The Times was against the U.S. Civil War, calling it an unnecessary, unconstitutional war which was the result of “wicked and persistent assaults” by radical Republicans “upon the rights and property of their fellow citizens of the South,” The Pantagraph condemned such statements, declaring The Times “fairly reeks with evidences of its editor’s warm sympathy with treason.”
After financial troubles led The Times into foreclosure, it was up and running again in 1862, though not for long. On August 20, 1862, the 94th Regiment Illinois Volunteer Infantry organized on the McLean County Courthouse Square in downtown Bloomington, a ceremony and celebration capped by nearly 1,000 men taking the oath of allegiance.

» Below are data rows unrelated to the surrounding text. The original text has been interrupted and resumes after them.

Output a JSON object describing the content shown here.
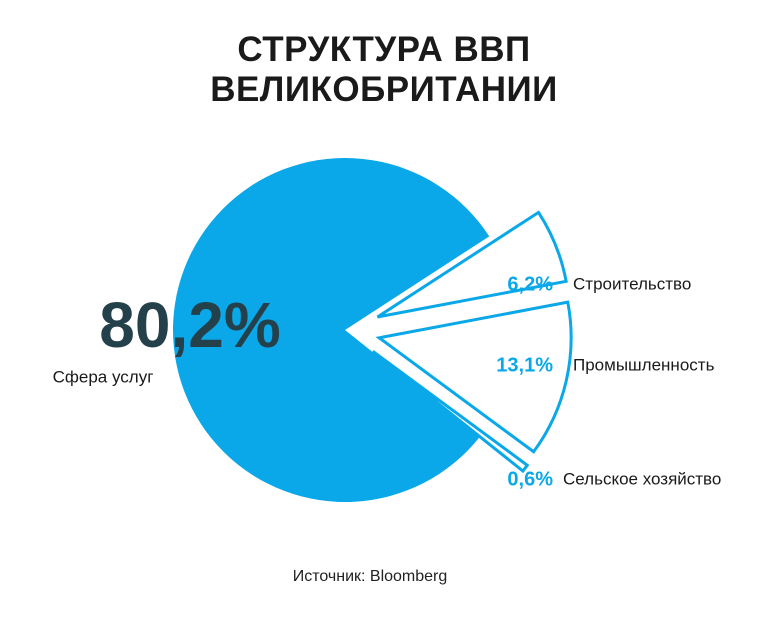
{
  "chart_data": {
    "type": "pie",
    "title": "СТРУКТУРА ВВП ВЕЛИКОБРИТАНИИ",
    "categories": [
      "Строительство",
      "Промышленность",
      "Сельское хозяйство",
      "Сфера услуг"
    ],
    "values": [
      6.2,
      13.1,
      0.6,
      80.2
    ],
    "value_labels": [
      "6,2%",
      "13,1%",
      "0,6%",
      "80,2%"
    ],
    "colors": [
      "#ffffff",
      "#ffffff",
      "#ffffff",
      "#0aa8e8"
    ],
    "edge_color": "#0aa8e8",
    "source": "Источник: Bloomberg"
  }
}
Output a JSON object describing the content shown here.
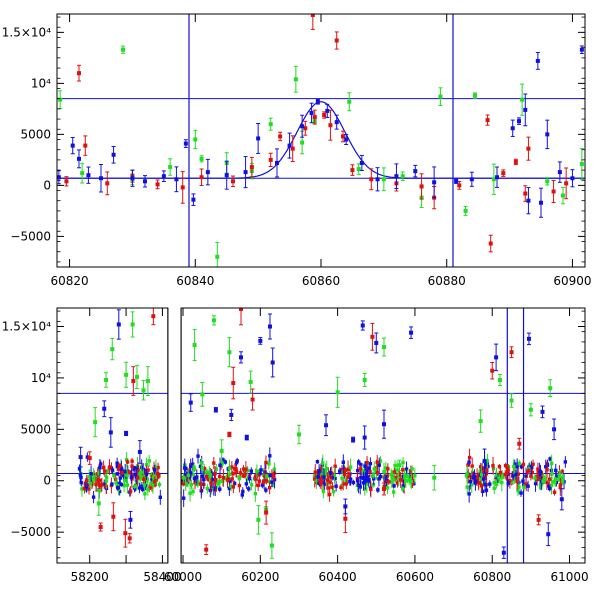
{
  "chart_data": [
    {
      "type": "scatter",
      "panel": "top",
      "title": "",
      "xlabel": "",
      "ylabel": "",
      "xlim": [
        60818,
        60902
      ],
      "ylim": [
        -8000,
        16800
      ],
      "xticks": [
        60820,
        60840,
        60860,
        60880,
        60900
      ],
      "yticks": [
        -5000,
        0,
        5000,
        10000,
        15000
      ],
      "ytick_labels": [
        "−5000",
        "0",
        "5000",
        "10⁴",
        "1.5×10⁴"
      ],
      "hlines": [
        8500,
        700
      ],
      "vlines": [
        60839,
        60881
      ],
      "model_curve": {
        "color": "#1010d0",
        "baseline": 700,
        "peak": 8200,
        "t0": 60860,
        "width": 3.8
      },
      "colors": {
        "green": "#22dd22",
        "red": "#dd1111",
        "blue": "#1111dd",
        "lines": "#1010d0"
      },
      "series": [
        {
          "color": "green",
          "points": [
            [
              60818.5,
              8400
            ],
            [
              60822,
              1200
            ],
            [
              60828.5,
              13300
            ],
            [
              60830,
              600
            ],
            [
              60836,
              1800
            ],
            [
              60840,
              4500
            ],
            [
              60841,
              2600
            ],
            [
              60843.5,
              -7000
            ],
            [
              60845,
              2200
            ],
            [
              60849,
              1400
            ],
            [
              60852,
              6000
            ],
            [
              60856,
              10400
            ],
            [
              60857,
              4200
            ],
            [
              60859,
              6300
            ],
            [
              60864.5,
              8200
            ],
            [
              60866,
              1600
            ],
            [
              60870,
              600
            ],
            [
              60873,
              900
            ],
            [
              60876,
              -1200
            ],
            [
              60879,
              8700
            ],
            [
              60883,
              -2500
            ],
            [
              60884.5,
              8800
            ],
            [
              60887.5,
              600
            ],
            [
              60892,
              8400
            ],
            [
              60896,
              400
            ],
            [
              60898.5,
              -1000
            ],
            [
              60901.5,
              2100
            ]
          ]
        },
        {
          "color": "red",
          "points": [
            [
              60819.5,
              400
            ],
            [
              60821.5,
              11000
            ],
            [
              60822.5,
              3900
            ],
            [
              60826,
              200
            ],
            [
              60830,
              900
            ],
            [
              60834,
              100
            ],
            [
              60838,
              -200
            ],
            [
              60841,
              800
            ],
            [
              60846,
              400
            ],
            [
              60849,
              1800
            ],
            [
              60852,
              2500
            ],
            [
              60853.5,
              4800
            ],
            [
              60855.5,
              3600
            ],
            [
              60857.5,
              5600
            ],
            [
              60859,
              6700
            ],
            [
              60860.5,
              6900
            ],
            [
              60861.5,
              5900
            ],
            [
              60863.5,
              4800
            ],
            [
              60858.7,
              16700
            ],
            [
              60862.5,
              14200
            ],
            [
              60865,
              1500
            ],
            [
              60868,
              600
            ],
            [
              60872,
              200
            ],
            [
              60876,
              -100
            ],
            [
              60878,
              -1200
            ],
            [
              60882,
              0
            ],
            [
              60886.5,
              6400
            ],
            [
              60887,
              -5700
            ],
            [
              60889,
              1200
            ],
            [
              60891,
              2300
            ],
            [
              60892.5,
              -800
            ],
            [
              60893,
              3600
            ],
            [
              60897,
              -600
            ],
            [
              60899,
              200
            ]
          ]
        },
        {
          "color": "blue",
          "points": [
            [
              60818.3,
              800
            ],
            [
              60820.5,
              3900
            ],
            [
              60821.5,
              2600
            ],
            [
              60823,
              1000
            ],
            [
              60825,
              700
            ],
            [
              60827,
              3000
            ],
            [
              60830,
              700
            ],
            [
              60832,
              400
            ],
            [
              60835,
              900
            ],
            [
              60837,
              600
            ],
            [
              60838.5,
              4100
            ],
            [
              60839.7,
              -1400
            ],
            [
              60842,
              1300
            ],
            [
              60845,
              1000
            ],
            [
              60848,
              1300
            ],
            [
              60850,
              4600
            ],
            [
              60853,
              2200
            ],
            [
              60855,
              3900
            ],
            [
              60857,
              5800
            ],
            [
              60858.5,
              7100
            ],
            [
              60859.5,
              8200
            ],
            [
              60861,
              7300
            ],
            [
              60862.5,
              6200
            ],
            [
              60864,
              4500
            ],
            [
              60866.5,
              2200
            ],
            [
              60869,
              600
            ],
            [
              60872,
              900
            ],
            [
              60875,
              1400
            ],
            [
              60878,
              300
            ],
            [
              60881.5,
              400
            ],
            [
              60884,
              600
            ],
            [
              60888,
              800
            ],
            [
              60890.5,
              5600
            ],
            [
              60891.5,
              6300
            ],
            [
              60892.5,
              7400
            ],
            [
              60894.5,
              12200
            ],
            [
              60896,
              5000
            ],
            [
              60898,
              1300
            ],
            [
              60900,
              700
            ],
            [
              60901.5,
              13300
            ],
            [
              60893,
              -1500
            ],
            [
              60895,
              -1700
            ]
          ]
        }
      ]
    },
    {
      "type": "scatter",
      "panel": "bottom",
      "title": "",
      "xlabel": "",
      "ylabel": "",
      "xlim": [
        58110,
        61040
      ],
      "x_break": [
        58415,
        59995
      ],
      "ylim": [
        -8000,
        16800
      ],
      "xticks": [
        58200,
        58300,
        58400,
        60000,
        60200,
        60400,
        60600,
        60800,
        61000
      ],
      "xtick_labels": [
        "58200",
        "",
        "58400",
        "60000",
        "60200",
        "60400",
        "60600",
        "60800",
        "61000"
      ],
      "yticks": [
        -5000,
        0,
        5000,
        10000,
        15000
      ],
      "ytick_labels": [
        "−5000",
        "0",
        "5000",
        "10⁴",
        "1.5×10⁴"
      ],
      "hlines": [
        8500,
        700
      ],
      "vlines": [
        60839,
        60881
      ],
      "segments": [
        [
          58170,
          58400
        ],
        [
          60000,
          60240
        ],
        [
          60340,
          60600
        ],
        [
          60730,
          60990
        ]
      ],
      "colors": {
        "green": "#22dd22",
        "red": "#dd1111",
        "blue": "#1111dd",
        "lines": "#1010d0"
      },
      "series": [
        {
          "color": "green",
          "points": [
            [
              58215,
              5700
            ],
            [
              58245,
              9800
            ],
            [
              58262,
              12800
            ],
            [
              58300,
              10300
            ],
            [
              58318,
              15200
            ],
            [
              58330,
              10100
            ],
            [
              58348,
              8800
            ],
            [
              58360,
              9700
            ],
            [
              60030,
              13200
            ],
            [
              60050,
              8400
            ],
            [
              60080,
              15600
            ],
            [
              60120,
              12500
            ],
            [
              60175,
              9600
            ],
            [
              60215,
              -2800
            ],
            [
              60195,
              -3800
            ],
            [
              60230,
              -6300
            ],
            [
              60400,
              8600
            ],
            [
              60470,
              9800
            ],
            [
              60520,
              13000
            ],
            [
              60560,
              1500
            ],
            [
              60770,
              5800
            ],
            [
              60820,
              9800
            ],
            [
              60850,
              7800
            ],
            [
              60900,
              6900
            ],
            [
              60950,
              9000
            ],
            [
              58225,
              -2200
            ],
            [
              60100,
              2900
            ],
            [
              60300,
              4500
            ],
            [
              60650,
              300
            ]
          ]
        },
        {
          "color": "red",
          "points": [
            [
              58230,
              -4500
            ],
            [
              58265,
              -3500
            ],
            [
              58298,
              -5100
            ],
            [
              58310,
              -5600
            ],
            [
              58320,
              9700
            ],
            [
              58375,
              16000
            ],
            [
              60060,
              -6700
            ],
            [
              60120,
              4500
            ],
            [
              60150,
              16700
            ],
            [
              60180,
              7900
            ],
            [
              60215,
              -3100
            ],
            [
              60420,
              -3700
            ],
            [
              60490,
              14000
            ],
            [
              60520,
              -800
            ],
            [
              60800,
              10700
            ],
            [
              60850,
              12500
            ],
            [
              60870,
              3600
            ],
            [
              60920,
              -3800
            ],
            [
              58200,
              2200
            ],
            [
              60130,
              9500
            ]
          ]
        },
        {
          "color": "blue",
          "points": [
            [
              58175,
              2300
            ],
            [
              58240,
              7000
            ],
            [
              58258,
              4700
            ],
            [
              58280,
              15200
            ],
            [
              58300,
              4600
            ],
            [
              58312,
              -3800
            ],
            [
              58338,
              2800
            ],
            [
              60020,
              7600
            ],
            [
              60085,
              6900
            ],
            [
              60125,
              6400
            ],
            [
              60150,
              12000
            ],
            [
              60165,
              4200
            ],
            [
              60200,
              13600
            ],
            [
              60225,
              15000
            ],
            [
              60232,
              11500
            ],
            [
              60370,
              5400
            ],
            [
              60420,
              -2500
            ],
            [
              60440,
              4000
            ],
            [
              60465,
              15100
            ],
            [
              60500,
              13400
            ],
            [
              60520,
              5500
            ],
            [
              60590,
              14400
            ],
            [
              60780,
              1900
            ],
            [
              60810,
              12000
            ],
            [
              60830,
              -7000
            ],
            [
              60895,
              13800
            ],
            [
              60930,
              6700
            ],
            [
              60960,
              5000
            ],
            [
              60980,
              -1800
            ],
            [
              60470,
              4200
            ],
            [
              60945,
              -5200
            ]
          ]
        }
      ]
    }
  ]
}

With martial passions at their height, a squad of soldiers escorted the Snow brothers from their office, placed them on boxes on the Courthouse Square and forced them to take an oath of allegiance to the Union. As the two Snows departed the scene, one of them was said to have remarked that an oath given under duress is no oath at all. This statement infuriated the new soldiers and their rowdy (and assuredly inebriated) friends in the crowd. “A rush was made upon the Times office, the contents thrown into the street and burned.” The mob, according to one account, removed everything “from the coal shovel to the press, not leaving in the office a single piece of property.”
The Snows were successfully run out of town, but soon set up shop in Paris, Illinois. That newspaper also proved unpalatable to the local populace, and another mob sent them on their way. They finally settled in St. Louis, leaving the newspaper business for the quieter realms of real estate and farming.